The fires of Acirema
In most rich countries, fire departments are public utilities, paid for out of taxes, which respond to any fire in the community they serve, and allocate whatever resources are needed to put it out. Acirema, by contrast, has a bizarre patchwork system. All fire departments are private entities which charge fees for each fire they extinguish. Since the bill for putting out a major house fire is prohibitively high for the average citizen, the majority of people need special insurance policies to cover these bills, in case they ever arise. While firemen are dedicated professionals, they cannot usually afford to provide unpaid services; so they often do not respond to fires in houses whose owners lack fire insurance and are not rich enough to pay on their own to have the fires put out. The homes of such unfortunates are simply left to burn.
Some of the companies which sell these insurance policies are for-profit corporations, while others are non-profit entities; some of the latter even own their own fire departments. Either way, the cost of insurance policies is high and rapidly rising, beyond the means of many people. Most employers pay for employees' fire coverage as a job perk; this means, however, that the unemployed often have no coverage. Overall about 15% of Acireman citizens have no protection against fires. If a fire breaks out in such a person's home, either the house is left to burn down, or the fire department responds and then presents the owner with a bill which means utter financial ruin.
As a result of this bizarre system, every year many thousands of Aciremans die in house fires who would be saved if they lived in countries with conventional tax-funded fire departments serving entire communities. To make matters worse, the fire-insurance companies are notorious for unethical practices. They regularly deny policies to persons whose houses are found to contain "pre-existing fire hazards", very broadly defined, so that fire protection is unavailable to those who need it most. Even worse, when a fire does occur which would be expensive to put out, fire insurers sometimes comb the home-owner's policy for some technical error which they can use as grounds to cancel the policy even as the fire trucks are rushing to the scene. Due to this practice, called "re-ignition", even some citizens who have paid for insurance for years have watched firemen abandon their efforts half-finished, leaving their houses to burn and their families to die. Fire-control experts warn that the large number of uninsured houses makes whole Acireman cities vulnerable to catastrophic fires in the dry season, since fires left to burn in uninsured homes can spread.
President Amabo, recently elected with a large majority on a platform which emphasized reform of Acirema's fire-control system, has met with great difficulty in working toward this goal. The opposing political faction, the Nacilbupers, has vigorously denounced any move toward "socialist fire departments" such as exist in all other developed nations. A small but powerful group of legislators from Amabo's own faction, known for obscure reasons as the "azure hounds", have openly taken huge bribes from the wealthy fire-insurance companies to ensure that their role in the system is not endangered.

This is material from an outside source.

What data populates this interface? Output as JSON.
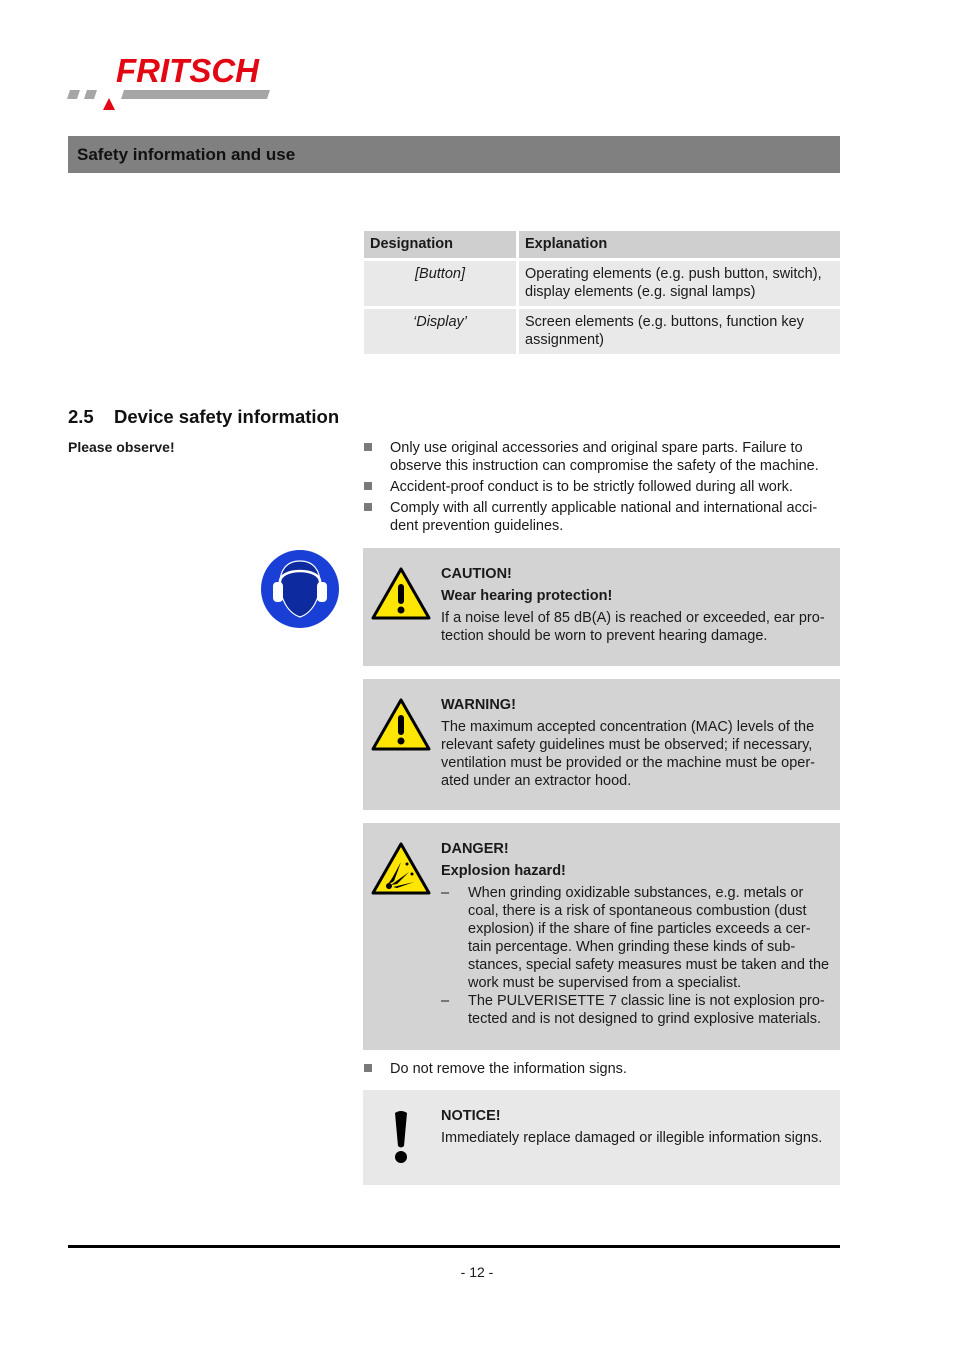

As a result, reform efforts have been scaled back; at best, there may be some limits placed on the practice of re-ignition, and there is still some hope for a "public fire option", a government-backed company selling coverage to those who cannot afford the private companies' premiums. Even these measures may not come into force for years. Though this means that thousands of Aciremans will continue to die needlessly in preventable fires, most political leaders agree that this is an unfortunate but necessary sacrifice to political realism.
In a recent speech, President Amabo tried to boost the morale
of his discouraged supporters. "Things could be a lot worse," he pointed out. "Our country could be running its national health system like this."